18. Antes do Pôr-do-Sol (Before Sunset, Richard Linklater, 2004) – A Waltz for a Night (cantada por Julie Delpy)
Toda a obra-prima de Linklater é uma ode ao sentimento, que explora de forma bela, cheia de sutileza mas com a intensidade de um vulcão em erupção o que une e o que separa duas pessoas. O fato de tudo se passar em Paris adiciona um verniz de requinte ainda maior. Toda a sequência final é primorosa – e a frase final é daquelas de carregar para sempre – e parte dessa sequência traz a personagem Celine (Julie Delpy) cantando a canção que compôs inspirada por seu relacionamento com Jesse (Ethan Hawke).
17. O Rei Leão (The Lion King, Roger Allers & Rob Minkoff, 1994) – Be Prepared (cantada por Jeremy Irons)
Além de ser a melhor animação e um dos melhores filmes da história, O Rei Leão tem uma trilha sonora de primeiríssima linha. É verdade que Circle of Life cai fora por não ser cantada pelos personagens, mas restam ainda pérolas como I Just Can’t Wait to be King, The Lion Sleeps Tonight, Can You Feel the Love Tonight e Hakuna Matata. Mas a canção maligna do vilão Scar (Jeremy Irons) convocando as hienas para um golpe de estado, com referências visuais ao nazismo e um clima que bem remete ao inferno é a mais marcante das cenas de cantoria do filme.

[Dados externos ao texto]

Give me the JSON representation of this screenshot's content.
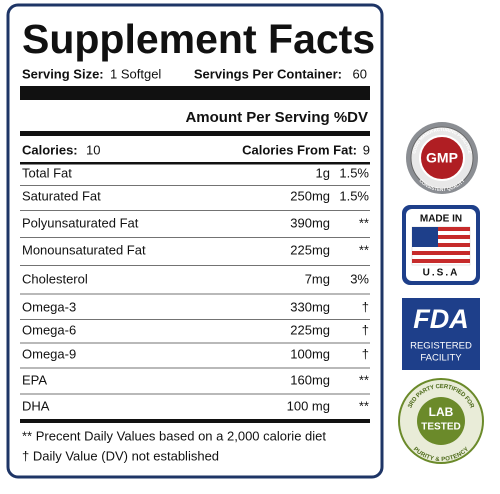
{
  "panel": {
    "title": "Supplement Facts",
    "serving_size": {
      "label": "Serving Size:",
      "value": "1 Softgel"
    },
    "servings_per_container": {
      "label": "Servings Per Container:",
      "value": "60"
    },
    "amount_header": "Amount Per Serving %DV",
    "calories": {
      "label": "Calories:",
      "value": "10"
    },
    "calories_from_fat": {
      "label": "Calories From Fat:",
      "value": "9"
    },
    "rows": [
      {
        "name": "Total Fat",
        "amount": "1g",
        "dv": "1.5%"
      },
      {
        "name": "Saturated Fat",
        "amount": "250mg",
        "dv": "1.5%"
      },
      {
        "name": "Polyunsaturated Fat",
        "amount": "390mg",
        "dv": "**"
      },
      {
        "name": "Monounsaturated Fat",
        "amount": "225mg",
        "dv": "**"
      },
      {
        "name": "Cholesterol",
        "amount": "7mg",
        "dv": "3%"
      },
      {
        "name": "Omega-3",
        "amount": "330mg",
        "dv": "†"
      },
      {
        "name": "Omega-6",
        "amount": "225mg",
        "dv": "†"
      },
      {
        "name": "Omega-9",
        "amount": "100mg",
        "dv": "†"
      },
      {
        "name": "EPA",
        "amount": "160mg",
        "dv": "**"
      },
      {
        "name": "DHA",
        "amount": "100 mg",
        "dv": "**"
      }
    ],
    "footnotes": [
      "** Precent Daily Values based on a 2,000 calorie diet",
      "† Daily Value (DV) not established"
    ]
  },
  "badges": {
    "gmp": {
      "label": "GMP",
      "top_arc": "GOOD MANUFACTURING PRACTICE",
      "bottom_arc": "CONSISTENT QUALITY"
    },
    "usa": {
      "top": "MADE IN",
      "bottom": "U.S.A"
    },
    "fda": {
      "logo": "FDA",
      "line1": "REGISTERED",
      "line2": "FACILITY"
    },
    "lab": {
      "line1": "LAB",
      "line2": "TESTED",
      "top_arc": "3RD PARTY CERTIFIED FOR",
      "bottom_arc": "PURITY & POTENCY"
    }
  }
}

16. Gilda (idem, Charles Vidor, 1946) – Put the Blame on Mame (cantada por Rita Hayworth)
Gilda foi uma das selecionadas para integrar minha lista de personagens femininas mais marcantes do cinema, e em grande parte foi por causa da antológica apresentação da canção Put the Blame on Mame, algo que surge provocante em uma época em que não era possível ser abertamente chocante. O flerte com o público, a sutil encenação de um striptease, o leve tom de bebedeira, as pernas aparecendo pela fenda do vestido. Um show de detalhismo do diretor, e um show de sensualidade da atriz.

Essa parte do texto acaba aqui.